Contratti, nuovi o rinnovati, relativi alla gestione degli impianti termici termici di climatizzazione degli edifici pubblici o nei quali figura comunque come committente un Soggetto pubblico.

tTasferimento a titolo oneroso delle singole unità immobiliari.

cCntratti di locazione soggetti all’obbligo di registrazione (ovvero contratti di qualsiasi ammontare, purché di durata superiore ai 30 giorni complessivi nell’anno), locazione finanziaria e di affitto di azienda comprensivo di immobili, siano essi nuovi o rinnovati, riferiti a una o più unità immobiliari.

  • per edifici di proprietà pubblica o adibiti ad uso pubblico la cui superficie utile sia superiore a 1.000 m2
  • pubblicazione di annunci commerciali finalizzati alla vendita o locazione di edifici.

L’ACE è un documento sintetico redatto da un professionista qualificato e riconosciuto da Regione Lombardia. Tale documento consente, in modo semplice ed intuitivo, di conoscere le prestazioni energetiche dell'edificio a cui si riferisce.

Esso permette all'utente di valutare l’efficienza energetica dell’immobile e al tempo stesso di avere una percezione di quelli che possono essere i costi di gestione connessi al riscaldamento-raffrescamento dell'edificio.

Non va mai dimenticato che l'ACE fotografa l'edificio in condizioni standard di funzionamento, pertanto esso restituisce un fabbisogno energetico dell'edificio che non necessariamente corrisponderà al consumo che, come è noto, è influenzato in maniera significativa da condizioni climatiche diverse da quelle medie considerate e dall'uso, da parte degli utenti, degli impianti preposti alla climatizzazione.

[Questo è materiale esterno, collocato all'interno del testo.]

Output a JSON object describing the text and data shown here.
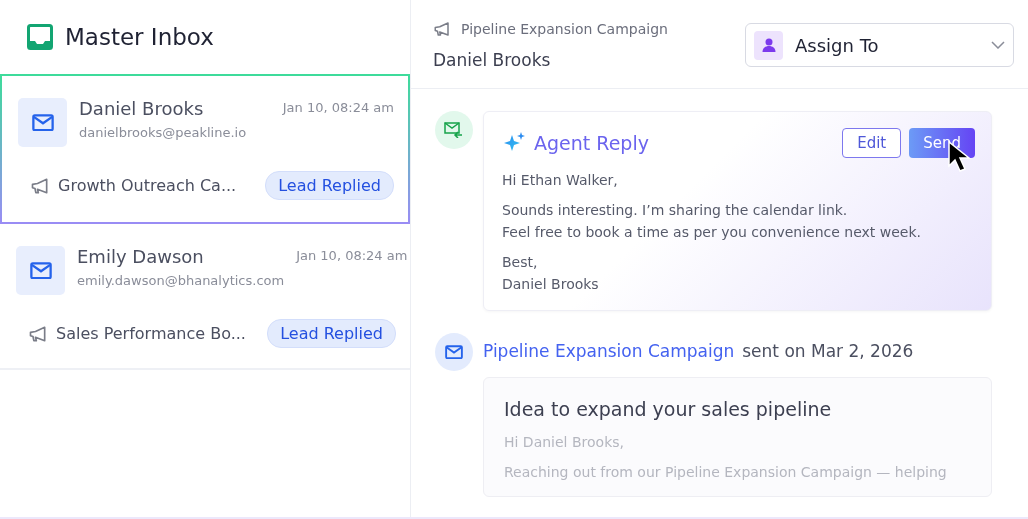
{
  "inbox": {
    "title": "Master Inbox",
    "items": [
      {
        "name": "Daniel Brooks",
        "email": "danielbrooks@peakline.io",
        "time": "Jan 10, 08:24 am",
        "campaign": "Growth Outreach Ca...",
        "status": "Lead Replied",
        "selected": true
      },
      {
        "name": "Emily Dawson",
        "email": "emily.dawson@bhanalytics.com",
        "time": "Jan 10, 08:24 am",
        "campaign": "Sales Performance Bo...",
        "status": "Lead Replied",
        "selected": false
      }
    ]
  },
  "conversation": {
    "campaign": "Pipeline Expansion Campaign",
    "contact": "Daniel Brooks",
    "assign": {
      "label": "Assign To"
    },
    "agent_reply": {
      "title": "Agent Reply",
      "buttons": {
        "edit": "Edit",
        "send": "Send"
      },
      "paragraphs": [
        [
          "Hi Ethan Walker,"
        ],
        [
          "Sounds interesting. I’m sharing the calendar link.",
          "Feel free to book a time as per you convenience next week."
        ],
        [
          "Best,",
          "Daniel Brooks"
        ]
      ]
    },
    "sent": {
      "campaign": "Pipeline Expansion Campaign",
      "info": "sent on Mar 2, 2026",
      "subject": "Idea to expand your sales pipeline",
      "lines": [
        "Hi Daniel Brooks,",
        "Reaching out from our Pipeline Expansion Campaign — helping"
      ]
    }
  }
}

La principale informazione riportata sull’ACE è il fabbisogno di energia primaria per il riscaldamento o la climatizzazione invernale, EPH, ovvero l’indicatore che, in base alle caratteristiche costruttive dell’involucro e alle tipologie impiantistiche installate, determina la classe energetica dell’edificio (dalla A+ alla G).

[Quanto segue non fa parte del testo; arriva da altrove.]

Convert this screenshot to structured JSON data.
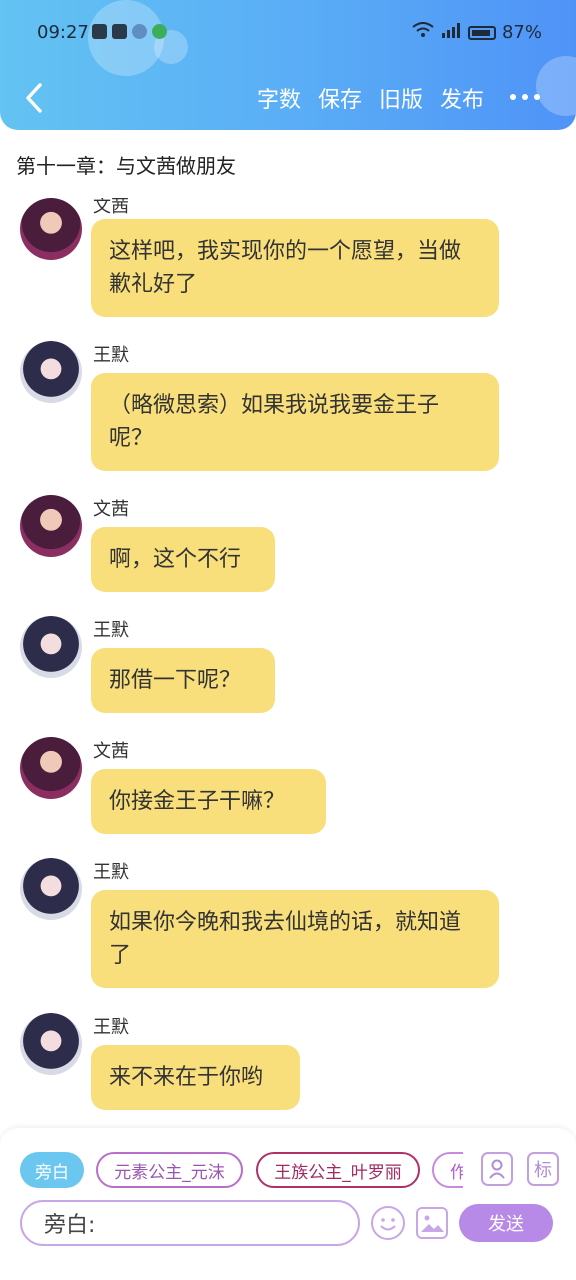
{
  "status_bar": {
    "time": "09:27",
    "battery": "87%"
  },
  "toolbar": {
    "word_count": "字数",
    "save": "保存",
    "old_version": "旧版",
    "publish": "发布"
  },
  "chapter_title": "第十一章：与文茜做朋友",
  "messages": [
    {
      "sender": "文茜",
      "text": "这样吧，我实现你的一个愿望，当做歉礼好了"
    },
    {
      "sender": "王默",
      "text": "（略微思索）如果我说我要金王子呢？"
    },
    {
      "sender": "文茜",
      "text": "啊，这个不行"
    },
    {
      "sender": "王默",
      "text": "那借一下呢？"
    },
    {
      "sender": "文茜",
      "text": "你接金王子干嘛？"
    },
    {
      "sender": "王默",
      "text": "如果你今晚和我去仙境的话，就知道了"
    },
    {
      "sender": "王默",
      "text": "来不来在于你哟"
    }
  ],
  "roles": [
    "旁白",
    "元素公主_元沫",
    "王族公主_叶罗丽",
    "作"
  ],
  "side_icons": {
    "mark": "标"
  },
  "input": {
    "prefix": "旁白:"
  },
  "send_label": "发送",
  "colors": {
    "header_start": "#63c3f2",
    "header_end": "#4f93f7",
    "bubble": "#f8df7c",
    "send": "#b68ae6"
  },
  "icons": [
    "back-icon",
    "more-icon",
    "person-icon",
    "emoji-icon",
    "image-icon"
  ]
}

Grazie al confronto con una semplice scala graduata dalla A+ (basso fabbisogno) alla G (alto fabbisogno), tutti i cittadini possono immediatamente effettuare dei confronti tra una pluralità di edifici al fine di individuare quello più vantaggioso.

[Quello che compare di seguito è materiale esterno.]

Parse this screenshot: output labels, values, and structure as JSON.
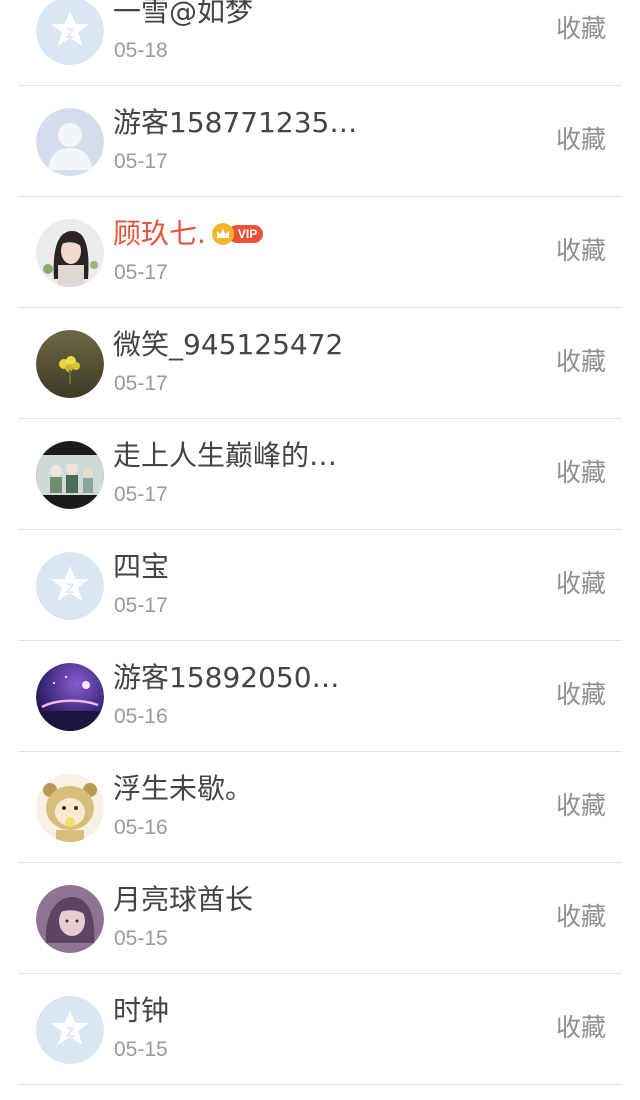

Il calcolo che consente di determinare l’EPH di un edificio è basato su una metodologia standardizzata, così da escludere qualsiasi interpretazione soggettiva da parte del tecnico certificatore. L’ACE è idoneo se redatto e asseverato da un Soggetto certificatore e registrato nel Catasto Energetico Edifici Regionale (CEER) ed ha una idoneità massima di 10 anni a partire dalla data di registrazione della pratica nel CEER.

Esso decade al termine dei 10 anni di cui sopra oppure, qualora siano intervenute modifiche all'edificio e/o al suo impianto che ne abbiamo modificato la prestazione energetica.